Beberapa komplikasi yang bisa muncul akibat pankreatitis akut adalah:

 Pankreatitis kronis atau kondisi dimana pankreas mengalami peradangan dan kerusakan
secara permanen.
 Pseudocysts atau munculnya kantung-kantung cairan di permukaan pankreas yang dapat
menimbulkan gejala perut kembung, nyeri perut, dan gangguan pencernaan.
 Systemic Inflammatory Response Syndrome (SIRS), yaitu menyebarnya peradangan
pankreas ke seluruh tubuh sehingga menyebabkan satu atau lebih organ mengalami
kegagalan fungsi. Kondisi ini ditandai dengan napas dan detak jantung cepat, serta
demam tinggi.
 Nekrosis pankreas atau kematian jaringan pankreas akibat terganggunya pasokan darah
ke organ tersebut. Jaringan yang mati ini rentan terhadap infeksi bakteri. Jika tidak
segera ditangani maka efeknya bisa seperti SIRS yang mana bakteri dapat menyebar
melalui darah dan merusak organ lainnya.
 Pencegahan Pankreatitis Akut
Karena pankreatitis akut erat kaitannya dengan konsumsi minuman beralkohol dan
penyumbatan batu empedu, maka langkah pencegahan yang paling efektif adalah dengan
cara menghindari dua faktor risiko tersebut, misalnya:

 Mengurangi atau menghentikan konsumsi minuman beralkohol.
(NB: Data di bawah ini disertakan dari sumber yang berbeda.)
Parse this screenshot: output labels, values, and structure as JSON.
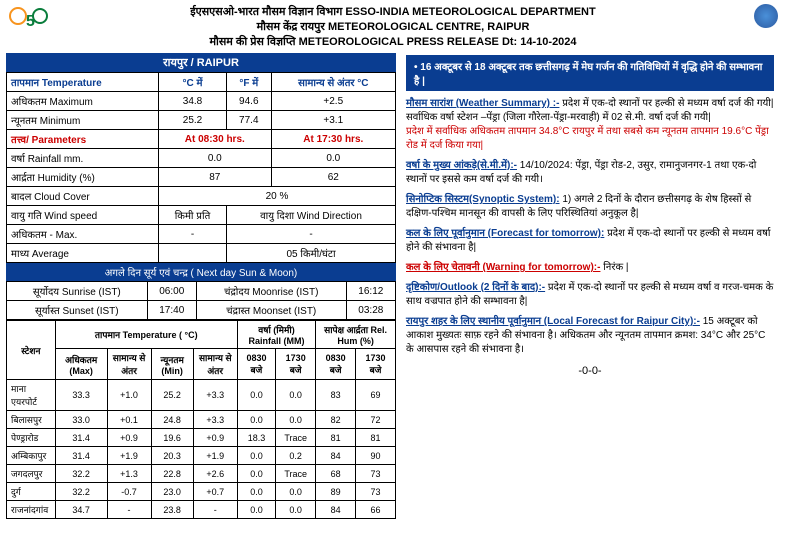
{
  "header": {
    "line1": "ईएसएसओ-भारत मौसम विज्ञान विभाग ESSO-INDIA METEOROLOGICAL DEPARTMENT",
    "line2": "मौसम केंद्र रायपुर METEOROLOGICAL CENTRE, RAIPUR",
    "line3": "मौसम की प्रेस विज्ञप्ति METEOROLOGICAL PRESS RELEASE Dt: 14-10-2024"
  },
  "title_bar": "रायपुर / RAIPUR",
  "temp_table": {
    "headers": [
      "तापमान  Temperature",
      "°C में",
      "°F में",
      "सामान्य से अंतर  °C"
    ],
    "rows": [
      {
        "label": "अधिकतम  Maximum",
        "c": "34.8",
        "f": "94.6",
        "diff": "+2.5"
      },
      {
        "label": "न्यूनतम  Minimum",
        "c": "25.2",
        "f": "77.4",
        "diff": "+3.1"
      }
    ]
  },
  "param_table": {
    "header_label": "तत्त्व/ Parameters",
    "time1": "At 08:30 hrs.",
    "time2": "At 17:30 hrs.",
    "rows": [
      {
        "label": "वर्षा  Rainfall mm.",
        "v1": "0.0",
        "v2": "0.0"
      },
      {
        "label": "आर्द्रता Humidity (%)",
        "v1": "87",
        "v2": "62"
      }
    ],
    "cloud_label": "बादल  Cloud Cover",
    "cloud_val": "20 %",
    "wind_speed_label": "वायु गति Wind speed",
    "wind_speed_unit": "किमी प्रति",
    "wind_dir_label": "वायु दिशा Wind Direction",
    "max_label": "अधिकतम  -  Max.",
    "max_val": "-",
    "dir_val": "-",
    "avg_label": "माध्य  Average",
    "avg_val": "05 किमी/घंटा"
  },
  "sunmoon": {
    "title": "अगले दिन सूर्य एवं चन्द्र ( Next day Sun & Moon)",
    "rows": [
      {
        "l1": "सूर्योदय Sunrise (IST)",
        "v1": "06:00",
        "l2": "चंद्रोदय Moonrise (IST)",
        "v2": "16:12"
      },
      {
        "l1": "सूर्यास्त Sunset (IST)",
        "v1": "17:40",
        "l2": "चंद्रास्त Moonset (IST)",
        "v2": "03:28"
      }
    ]
  },
  "station_table": {
    "h1": "स्टेशन",
    "h2": "तापमान Temperature ( °C)",
    "h3": "वर्षा (मिमी) Rainfall (MM)",
    "h4": "सापेक्ष आर्द्रता Rel. Hum (%)",
    "sub": [
      "अधिकतम (Max)",
      "सामान्य से अंतर",
      "न्यूनतम (Min)",
      "सामान्य से अंतर",
      "0830 बजे",
      "1730 बजे",
      "0830 बजे",
      "1730 बजे"
    ],
    "rows": [
      {
        "name": "माना एयरपोर्ट",
        "v": [
          "33.3",
          "+1.0",
          "25.2",
          "+3.3",
          "0.0",
          "0.0",
          "83",
          "69"
        ]
      },
      {
        "name": "बिलासपुर",
        "v": [
          "33.0",
          "+0.1",
          "24.8",
          "+3.3",
          "0.0",
          "0.0",
          "82",
          "72"
        ]
      },
      {
        "name": "पेण्ड्रारोड",
        "v": [
          "31.4",
          "+0.9",
          "19.6",
          "+0.9",
          "18.3",
          "Trace",
          "81",
          "81"
        ]
      },
      {
        "name": "अम्बिकापुर",
        "v": [
          "31.4",
          "+1.9",
          "20.3",
          "+1.9",
          "0.0",
          "0.2",
          "84",
          "90"
        ]
      },
      {
        "name": "जगदलपुर",
        "v": [
          "32.2",
          "+1.3",
          "22.8",
          "+2.6",
          "0.0",
          "Trace",
          "68",
          "73"
        ]
      },
      {
        "name": "दुर्ग",
        "v": [
          "32.2",
          "-0.7",
          "23.0",
          "+0.7",
          "0.0",
          "0.0",
          "89",
          "73"
        ]
      },
      {
        "name": "राजनांदगांव",
        "v": [
          "34.7",
          "-",
          "23.8",
          "-",
          "0.0",
          "0.0",
          "84",
          "66"
        ]
      }
    ]
  },
  "banner": "• 16 अक्टूबर से 18 अक्टूबर तक छत्तीसगढ़ में मेघ गर्जन की गतिविधियों में वृद्धि होने की सम्भावना है |",
  "sections": {
    "s1_title": "मौसम सारांश (Weather Summary) :-",
    "s1_body": " प्रदेश में एक-दो स्थानों पर हल्की से मध्यम वर्षा दर्ज की गयी| सर्वाधिक वर्षा स्टेशन –पेंड्रा (जिला गौरेला-पेंड्रा-मरवाही) में 02 से.मी. वर्षा दर्ज की गयी|",
    "s1_red": "प्रदेश में सर्वाधिक अधिकतम तापमान 34.8°C रायपुर में तथा सबसे कम न्यूनतम तापमान 19.6°C पेंड्रा रोड में दर्ज किया गया|",
    "s2_title": "वर्षा के मुख्य आंकड़े(से.मी.में):-",
    "s2_body": " 14/10/2024: पेंड्रा, पेंड्रा रोड-2, उसुर, रामानुजनगर-1 तथा एक-दो स्थानों पर इससे कम वर्षा दर्ज की गयी।",
    "s3_title": "सिनोप्टिक सिस्टम(Synoptic System):",
    "s3_body": " 1) अगले 2 दिनों के दौरान छत्तीसगढ़ के शेष हिस्सों से दक्षिण-पश्चिम मानसून की वापसी के लिए परिस्थितियां अनुकूल है|",
    "s4_title": "कल के लिए पूर्वानुमान (Forecast for tomorrow):",
    "s4_body": " प्रदेश में एक-दो स्थानों पर हल्की से मध्यम वर्षा होने की संभावना है|",
    "s5_title": "कल के लिए चेतावनी (Warning for tomorrow):-",
    "s5_body": " निरंक |",
    "s6_title": "दृष्टिकोण/Outlook (2 दिनों के बाद):-",
    "s6_body": " प्रदेश में एक-दो स्थानों पर हल्की से मध्यम वर्षा व गरज-चमक के साथ वज्रपात होने की सम्भावना है|",
    "s7_title": "रायपुर शहर के लिए स्थानीय पूर्वानुमान (Local Forecast for Raipur City):-",
    "s7_body": " 15 अक्टूबर को आकाश मुख्यतः साफ़ रहने की संभावना है। अधिकतम और न्यूनतम तापमान क्रमश: 34°C और 25°C के आसपास रहने की संभावना है।"
  },
  "footer": "-0-0-"
}
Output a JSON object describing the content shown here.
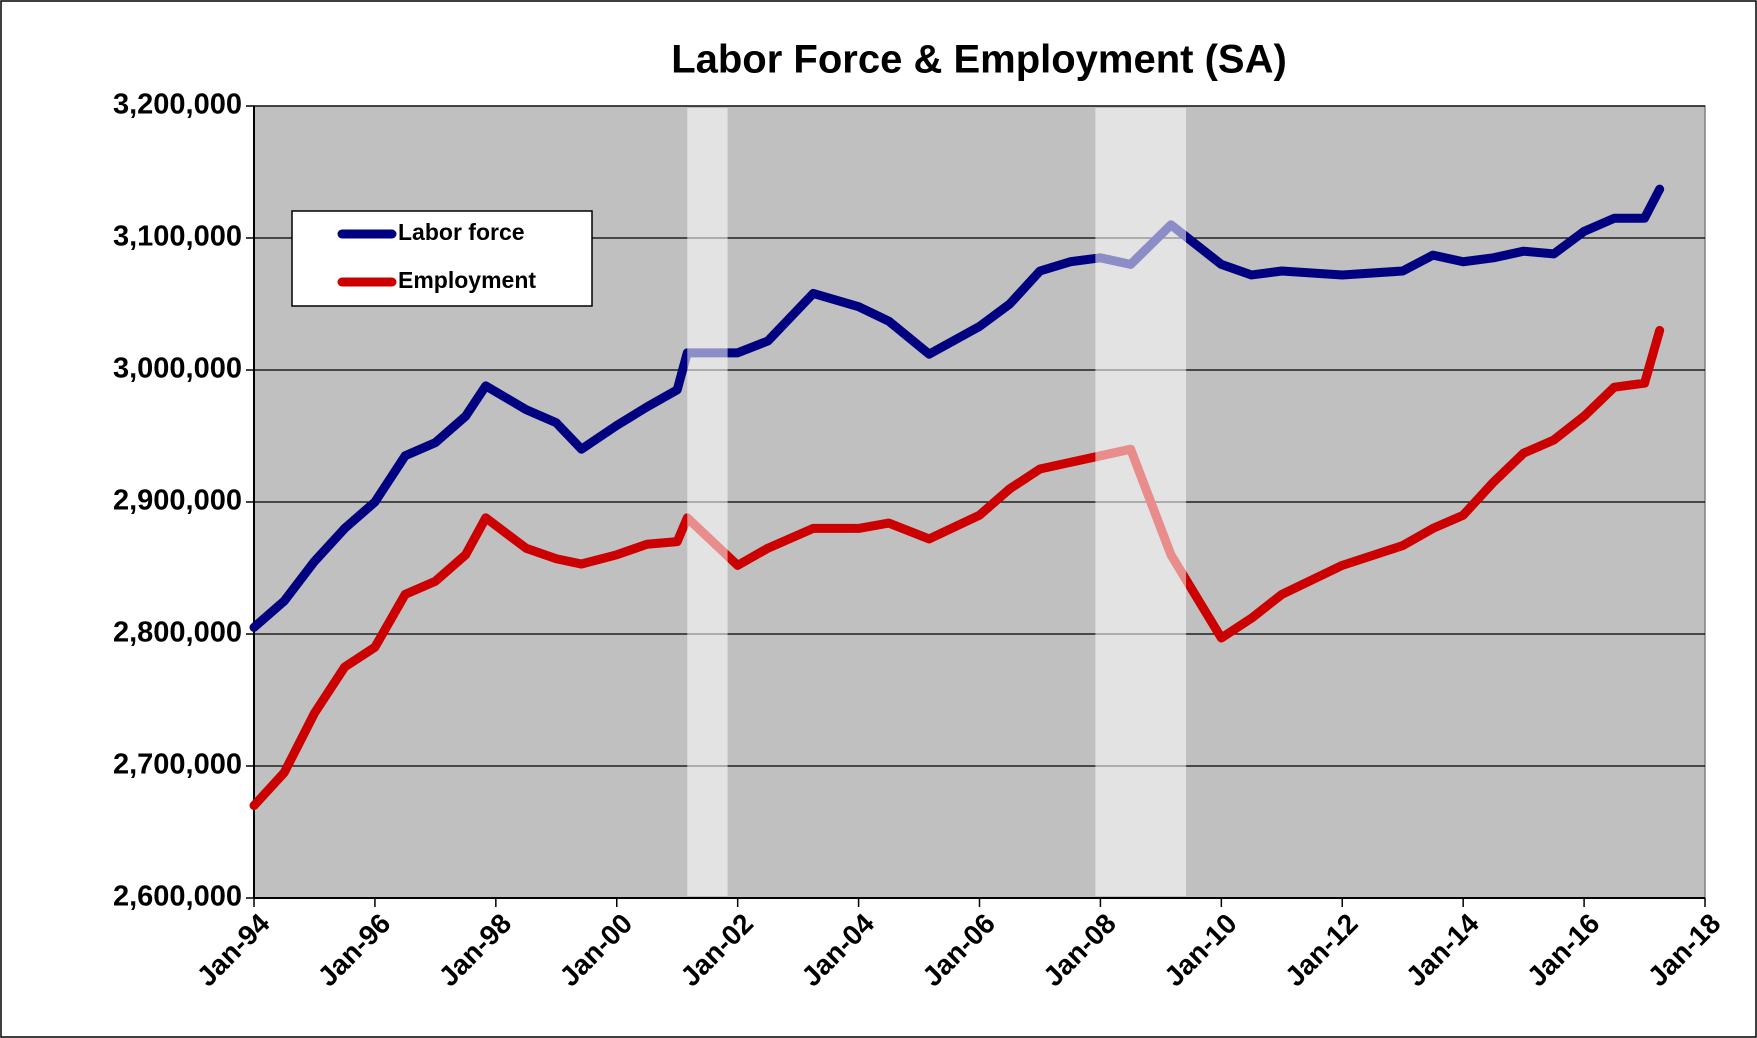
{
  "chart_data": {
    "type": "line",
    "title": "Labor Force & Employment (SA)",
    "x": [
      "Jan-94",
      "Jul-94",
      "Jan-95",
      "Jul-95",
      "Jan-96",
      "Jul-96",
      "Jan-97",
      "Jul-97",
      "Nov-97",
      "Jul-98",
      "Jan-99",
      "Jun-99",
      "Jan-00",
      "Jul-00",
      "Jan-01",
      "Mar-01",
      "Jan-02",
      "Jul-02",
      "Apr-03",
      "Jan-04",
      "Jul-04",
      "Mar-05",
      "Jan-06",
      "Jul-06",
      "Jan-07",
      "Jul-07",
      "Jan-08",
      "Jul-08",
      "Mar-09",
      "Jan-10",
      "Jul-10",
      "Jan-11",
      "Jan-12",
      "Jan-13",
      "Jul-13",
      "Jan-14",
      "Jul-14",
      "Jan-15",
      "Jul-15",
      "Jan-16",
      "Jul-16",
      "Jan-17",
      "Apr-17"
    ],
    "series": [
      {
        "name": "Labor force",
        "color": "#000080",
        "values": [
          2805000,
          2825000,
          2855000,
          2880000,
          2900000,
          2935000,
          2945000,
          2965000,
          2988000,
          2970000,
          2960000,
          2940000,
          2958000,
          2972000,
          2985000,
          3013000,
          3013000,
          3022000,
          3058000,
          3048000,
          3037000,
          3012000,
          3033000,
          3050000,
          3075000,
          3082000,
          3085000,
          3080000,
          3110000,
          3080000,
          3072000,
          3075000,
          3072000,
          3075000,
          3087000,
          3082000,
          3085000,
          3090000,
          3088000,
          3105000,
          3115000,
          3115000,
          3137000
        ]
      },
      {
        "name": "Employment",
        "color": "#cc0000",
        "values": [
          2670000,
          2695000,
          2740000,
          2775000,
          2790000,
          2830000,
          2840000,
          2860000,
          2888000,
          2865000,
          2857000,
          2853000,
          2860000,
          2868000,
          2870000,
          2888000,
          2852000,
          2865000,
          2880000,
          2880000,
          2884000,
          2872000,
          2890000,
          2910000,
          2925000,
          2930000,
          2935000,
          2940000,
          2860000,
          2797000,
          2812000,
          2830000,
          2852000,
          2867000,
          2880000,
          2890000,
          2915000,
          2937000,
          2947000,
          2965000,
          2987000,
          2990000,
          3030000
        ]
      }
    ],
    "recessions": [
      [
        "Mar-01",
        "Nov-01"
      ],
      [
        "Dec-07",
        "Jun-09"
      ]
    ],
    "xlim": [
      "Jan-94",
      "Jan-18"
    ],
    "xticks": [
      "Jan-94",
      "Jan-96",
      "Jan-98",
      "Jan-00",
      "Jan-02",
      "Jan-04",
      "Jan-06",
      "Jan-08",
      "Jan-10",
      "Jan-12",
      "Jan-14",
      "Jan-16",
      "Jan-18"
    ],
    "ylim": [
      2600000,
      3200000
    ],
    "yticks": [
      {
        "value": 2600000,
        "label": "2,600,000"
      },
      {
        "value": 2700000,
        "label": "2,700,000"
      },
      {
        "value": 2800000,
        "label": "2,800,000"
      },
      {
        "value": 2900000,
        "label": "2,900,000"
      },
      {
        "value": 3000000,
        "label": "3,000,000"
      },
      {
        "value": 3100000,
        "label": "3,100,000"
      },
      {
        "value": 3200000,
        "label": "3,200,000"
      }
    ],
    "grid": true,
    "legend": "upper left"
  }
}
 Menghindari atau membatasi makanan berkolesterol tinggi guna mencegah terbentuknya
batu empedu, seperti daging berlemak, makanan berminyak, dan makanan-makanan yang
mengandung banyak mentega.
 Mengonsumsi makanan yang kaya akan serat, seperti sayur, buah, dan biji-bijian utuh.

Pankreatitis akut juga rentan dialami penderita obesitas, karena itu penerapan diet dan
olahraga secara teratur diperlukan sebagai langkah pencegahan.